温泉に行くことは、大半の日本人にとって大好きな娯楽である。 素晴らしい眺めの高級旅館で、豪華な食事に舌鼓を打ちながら一晩を過ごすのは一種の贅沢である。しかし日本は火山列島であるため、十分な深さまで掘削すれば、どこでも温泉が湧き出る。そのため、今では東京のような人口密集地の都市でも温泉が出現し、簡単にアクセスできるようになった。 仕事の後、帰宅途中に温泉に立ち寄ることもできる。以前、温泉と言えば、首まで浸かれる温かいお風呂しかなかったが、今ではジャグジー、サウナ、ハマム(トルコ風呂)を備える所も珍しくない (写真は私が時々行く東京都内の温泉)。Spa in TokyoB

私が東京で頻繁に通う温泉で、最も楽しんでいるのは「ハマム」、すなわちトルコ風呂である。私がジュネーブに拠点を置いていた頃、西ヨーロッパの各国でもそれを楽しんだ。だが西洋諸国で体験した「ハマム」と日本のとは大きな違いがある。日本のハマムの入り口には大きな瓶一杯の塩が置いてある。私たちはその瓶から手一杯の塩を掴み、それを体中に擦りつけ、そこに座って汗をかく。

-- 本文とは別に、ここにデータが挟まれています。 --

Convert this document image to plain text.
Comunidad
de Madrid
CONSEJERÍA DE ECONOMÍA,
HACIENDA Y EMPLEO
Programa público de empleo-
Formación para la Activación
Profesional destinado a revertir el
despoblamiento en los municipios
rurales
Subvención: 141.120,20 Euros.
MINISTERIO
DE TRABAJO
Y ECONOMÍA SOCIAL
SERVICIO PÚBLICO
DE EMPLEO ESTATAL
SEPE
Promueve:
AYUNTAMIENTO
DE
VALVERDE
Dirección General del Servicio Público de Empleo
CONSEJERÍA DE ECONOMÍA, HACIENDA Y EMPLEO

私にとって、ハマムでの塩の使い方は、寿司のネタに使う「しめ鯖」を作る時の塩のようなものだと思った。詰まり、魚に塩を擦り込むことで魚の身から水分を抽出し、身を引き締める。即ち、トルコ風呂に入っている間、体にたっぷり塩を擦ることでしっかり汗を流し、たるんだ筋肉をひきしめるのが、日本式の楽しみ方だと思った。Greek Statue

私が後で知ったことは、塩で体を擦ることにより、細かい塩つぶが毛穴まできれいに洗い、それによって私たちはより良く汗をかくことが出来るとのこと。もちろん30分ぐらいスチーム風呂に入っているだけで、ギリシャ彫像のような引き締まった肉体になって出てくるわけではないが。 いずれにせよ、効果が何であれ、私はハマムで塩をたっぷり使うのが好きだ。